A fronte del persistere di conflitti interni ed esterni alla Comunità, Giovanni – così si firma l’autore – comincia scrivendo alle «sette Chiese che sono in Asia» (Ap 1,4), vale a dire alla Chiesa nella sua totalità (Ap 2,1–3,22). Il messaggio mira a esortare alla perseveranza nella testimonianza, senza compromessi accomodanti con il potere o con forme di vita e di pensiero facili e lusinghiere. Scorrendo le sette lettere, infatti, è facile notare come ricorrano spesso appelli alla coerenza e alla fedeltà, segnalando la presenza di defezioni a fronte delle persecuzioni, oppure di commistioni tra la vita cristiana e altre pratiche idolatriche e pagane.

La parte seguente dell’opera è costruita secondo dei settenari (Ap 4,1–22,5), ossia gruppi simbolici di sette, il cui ultimo elemento elencato contiene i successivi (l’ultimo sigillo contiene le sette trombe e l’ultima tromba contiene le sette coppe). Ciascuna di queste sequenze affronta sempre il medesimo messaggio – ossia la presenza e l’azione del Cristo Crocifisso e Risorto all’interno della storia – in modo tale che lo si approfondisca sempre di più: così, una volta che il lettore è giunto al culmine di un elenco, è condotto in una riflessione nuova ma analoga alla precedente, al fine di comprendere più a fondo quanto ha già letto (gli studiosi chiamano questo metodo letterario ricapitolazione). Nel complesso, questa parte invita a osservare la storia come la realtà in cui si sta realizzando la vittoria di Cristo, avvenuta con la sua morte e risurrezione. Perciò, persino le pagine più sanguinose e belliche dell’Apocalisse chiedono di essere interpretate come una descrizione di un’opera straordinaria in corso, in cui il Risorto sta rimettendo ordine nella creazione, riuscendo persino con grande impegno a dare un posto al male e alla morte.

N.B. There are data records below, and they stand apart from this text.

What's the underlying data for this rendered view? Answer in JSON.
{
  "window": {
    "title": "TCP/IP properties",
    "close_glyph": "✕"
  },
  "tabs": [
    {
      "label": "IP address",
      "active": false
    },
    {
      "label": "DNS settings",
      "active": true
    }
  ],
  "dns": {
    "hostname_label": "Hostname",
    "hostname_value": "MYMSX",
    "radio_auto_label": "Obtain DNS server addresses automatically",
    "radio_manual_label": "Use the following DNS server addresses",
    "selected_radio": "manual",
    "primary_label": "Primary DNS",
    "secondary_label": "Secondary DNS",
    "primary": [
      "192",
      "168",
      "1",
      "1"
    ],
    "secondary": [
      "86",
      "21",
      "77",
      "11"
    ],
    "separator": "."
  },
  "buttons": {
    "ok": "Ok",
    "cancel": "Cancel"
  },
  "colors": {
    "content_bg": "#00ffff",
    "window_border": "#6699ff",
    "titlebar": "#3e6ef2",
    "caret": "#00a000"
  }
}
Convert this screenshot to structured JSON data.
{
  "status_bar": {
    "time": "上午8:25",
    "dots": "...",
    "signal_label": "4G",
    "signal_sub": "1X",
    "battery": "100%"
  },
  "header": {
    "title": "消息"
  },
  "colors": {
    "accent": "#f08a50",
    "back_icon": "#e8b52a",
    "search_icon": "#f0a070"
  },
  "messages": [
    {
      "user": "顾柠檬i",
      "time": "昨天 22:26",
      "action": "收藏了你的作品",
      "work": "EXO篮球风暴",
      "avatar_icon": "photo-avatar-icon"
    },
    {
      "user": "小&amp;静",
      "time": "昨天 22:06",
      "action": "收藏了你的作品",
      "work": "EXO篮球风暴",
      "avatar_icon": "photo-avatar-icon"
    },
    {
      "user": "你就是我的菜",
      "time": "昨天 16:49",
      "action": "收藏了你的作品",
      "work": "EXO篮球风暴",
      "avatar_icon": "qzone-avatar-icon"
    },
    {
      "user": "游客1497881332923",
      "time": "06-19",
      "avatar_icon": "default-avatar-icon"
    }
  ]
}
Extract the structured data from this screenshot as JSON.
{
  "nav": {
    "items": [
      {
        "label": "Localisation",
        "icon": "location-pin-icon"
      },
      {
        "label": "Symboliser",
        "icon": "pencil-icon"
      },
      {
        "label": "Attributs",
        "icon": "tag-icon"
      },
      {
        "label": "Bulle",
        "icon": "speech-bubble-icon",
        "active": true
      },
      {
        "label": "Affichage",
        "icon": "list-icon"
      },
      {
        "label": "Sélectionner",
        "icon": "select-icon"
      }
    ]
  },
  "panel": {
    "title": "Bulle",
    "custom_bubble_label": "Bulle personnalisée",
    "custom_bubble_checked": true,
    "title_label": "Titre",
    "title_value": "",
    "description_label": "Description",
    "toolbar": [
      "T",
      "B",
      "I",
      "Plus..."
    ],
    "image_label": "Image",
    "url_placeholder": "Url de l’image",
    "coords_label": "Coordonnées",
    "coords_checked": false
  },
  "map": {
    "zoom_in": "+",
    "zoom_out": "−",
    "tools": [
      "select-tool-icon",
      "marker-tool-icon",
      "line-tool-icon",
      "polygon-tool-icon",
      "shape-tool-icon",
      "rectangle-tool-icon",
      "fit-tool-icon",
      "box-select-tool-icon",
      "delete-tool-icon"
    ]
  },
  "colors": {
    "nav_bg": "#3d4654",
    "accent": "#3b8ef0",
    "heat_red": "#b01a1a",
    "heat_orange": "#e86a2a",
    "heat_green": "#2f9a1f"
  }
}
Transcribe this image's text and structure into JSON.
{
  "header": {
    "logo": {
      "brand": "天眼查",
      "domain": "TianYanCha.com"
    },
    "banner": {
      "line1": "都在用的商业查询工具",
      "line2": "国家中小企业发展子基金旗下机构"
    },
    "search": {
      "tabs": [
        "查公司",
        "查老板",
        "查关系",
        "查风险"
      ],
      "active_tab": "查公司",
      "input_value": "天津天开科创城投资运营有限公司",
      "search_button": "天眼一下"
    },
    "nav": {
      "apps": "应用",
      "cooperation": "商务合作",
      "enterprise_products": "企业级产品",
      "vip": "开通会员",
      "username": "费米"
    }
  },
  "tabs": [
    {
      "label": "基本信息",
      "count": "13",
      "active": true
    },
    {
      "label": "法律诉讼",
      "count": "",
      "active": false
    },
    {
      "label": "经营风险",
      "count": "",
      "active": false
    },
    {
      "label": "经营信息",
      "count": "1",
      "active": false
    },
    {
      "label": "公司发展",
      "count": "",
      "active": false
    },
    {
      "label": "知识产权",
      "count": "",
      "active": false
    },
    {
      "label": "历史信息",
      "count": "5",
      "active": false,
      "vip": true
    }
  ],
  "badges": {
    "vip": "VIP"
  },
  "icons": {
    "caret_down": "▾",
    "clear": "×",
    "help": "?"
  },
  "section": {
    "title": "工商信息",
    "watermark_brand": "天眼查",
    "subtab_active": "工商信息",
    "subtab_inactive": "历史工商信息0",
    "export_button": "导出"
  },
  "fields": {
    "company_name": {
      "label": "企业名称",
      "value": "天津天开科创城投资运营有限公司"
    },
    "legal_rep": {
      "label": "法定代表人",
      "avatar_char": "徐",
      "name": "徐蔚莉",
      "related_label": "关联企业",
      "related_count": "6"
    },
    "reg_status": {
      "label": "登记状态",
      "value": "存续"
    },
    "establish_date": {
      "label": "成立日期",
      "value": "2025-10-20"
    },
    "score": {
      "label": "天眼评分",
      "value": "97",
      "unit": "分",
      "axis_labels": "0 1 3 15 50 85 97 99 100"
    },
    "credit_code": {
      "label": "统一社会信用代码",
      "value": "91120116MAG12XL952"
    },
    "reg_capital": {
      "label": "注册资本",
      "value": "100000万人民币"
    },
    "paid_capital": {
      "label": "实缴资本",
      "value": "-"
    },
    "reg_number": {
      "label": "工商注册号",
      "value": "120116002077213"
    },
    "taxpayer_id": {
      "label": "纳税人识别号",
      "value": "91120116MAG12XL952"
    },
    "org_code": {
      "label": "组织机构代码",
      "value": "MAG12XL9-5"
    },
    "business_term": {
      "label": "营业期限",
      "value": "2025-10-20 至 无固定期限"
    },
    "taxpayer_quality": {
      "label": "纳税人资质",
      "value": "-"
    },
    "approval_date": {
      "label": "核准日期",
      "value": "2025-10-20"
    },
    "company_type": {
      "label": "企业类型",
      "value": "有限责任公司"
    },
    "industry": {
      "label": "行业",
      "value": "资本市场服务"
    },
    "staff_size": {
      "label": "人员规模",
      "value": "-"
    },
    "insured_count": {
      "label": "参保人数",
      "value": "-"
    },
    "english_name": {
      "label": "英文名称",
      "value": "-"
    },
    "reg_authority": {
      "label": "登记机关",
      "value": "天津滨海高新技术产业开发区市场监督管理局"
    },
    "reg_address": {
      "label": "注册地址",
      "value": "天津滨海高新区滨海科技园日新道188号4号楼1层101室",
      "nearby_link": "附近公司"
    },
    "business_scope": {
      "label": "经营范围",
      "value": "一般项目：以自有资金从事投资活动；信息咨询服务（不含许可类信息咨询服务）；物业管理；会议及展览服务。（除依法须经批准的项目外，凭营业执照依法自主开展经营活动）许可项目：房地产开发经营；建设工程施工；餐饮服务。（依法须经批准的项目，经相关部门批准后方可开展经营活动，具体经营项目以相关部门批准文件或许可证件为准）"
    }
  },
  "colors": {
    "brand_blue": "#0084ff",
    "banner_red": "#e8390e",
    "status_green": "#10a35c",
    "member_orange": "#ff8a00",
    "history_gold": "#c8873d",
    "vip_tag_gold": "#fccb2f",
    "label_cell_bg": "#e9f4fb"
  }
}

Il libro non sceglie la via facile, ma rischiosamente magica, di far sparire il dolore e la violenza: proporrebbe soltanto la favola di un mondo fatato. Invece, la profezia del veggente propone una visione del mondo e della storia che assume anche dolore e violenza, entro la tensione verso «un cielo nuovo e una terra nuova» (Ap 21,1). Quella di cui si parla non è una storia incantata, ma una storia rinnovata! E al centro di questa storia c’è l’Agnello, il tempio e il cuore della vita della Chiesa e quindi del mondo. E questo rinnovamento in atto è ciò che aiuta i credenti a capire come vivere l’attesa: non come un sospiro di qualcosa che non c’è, ma come l’acclamazione orante di Colui che sta già venendo e che quindi è già verso di noi, anche se non ancora in pienezza. Così si può pregare: «Amen. Vieni, Signore Gesù!» (Ap 22,20).

 

Don Isacco Pagani

 

 

Bibliografia consigliata

Doglio C., La testimonianza del discepolo (= Graphé 9), Elledici, Torino 2018, pp. 358.

Zumstein J., L’apprentissage de la foi. A la découverte de l’évangile de Jean et de ses lecteurs (= Essais bibliques 50), Labor et fides, Genève 2015, pp. 110.